Had Sara set her up to see if she could really do what she suspected? Had Violet passed the test? Failed it?

Violet clenched her teeth, feeling angry and betrayed, but not really understanding why. She shouldn’t care what Sara thought she could—or couldn’t—do. And she damn sure wasn’t some guinea pig to be experimented on.

Her head was spinning again, her stomach churning violently.

She turned a corner and pulled into a crowded parking lot, not caring that there were no open spaces. She shoved the car door open and leaned outside, throwing up on the pavement.
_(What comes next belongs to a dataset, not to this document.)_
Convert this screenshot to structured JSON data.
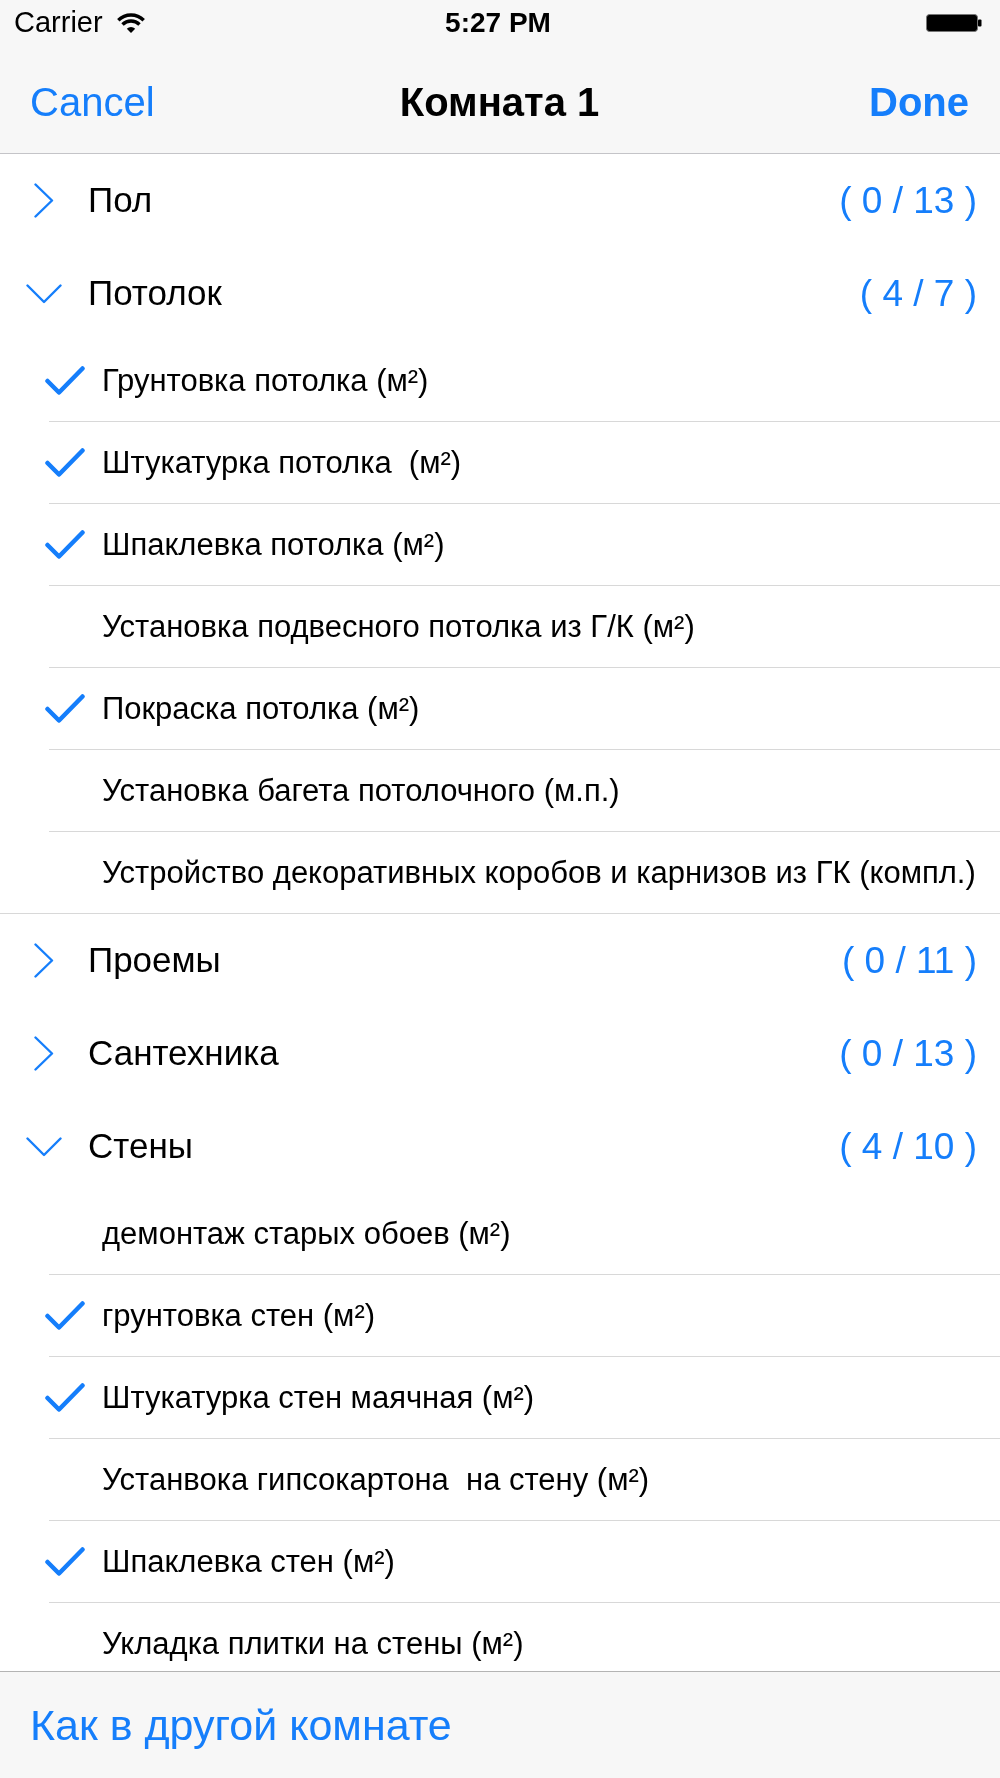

She ignored the attendant in the booth who eyed her suspiciously.

She thought about the words she’d overheard in the parking garage.

Waste of time. Bullshit.

It is bullshit, she thought furiously. At least they didn’t believe any of it. Maybe Sara wouldn’t either.

Violet sat up and wiped her mouth on her sleeve, spitting one more time to try to purge the nasty taste clinging to her tongue.

Maybe now they would leave her alone.

Unless . . .

But the thought was almost too much to even consider.

What if she hadn’t failed the test at all?

What if she’d just passed?

Chapter 14

Violet dug through the refrigerator looking for something to eat as she tried to forget about what had happened at the FBI offices that afternoon.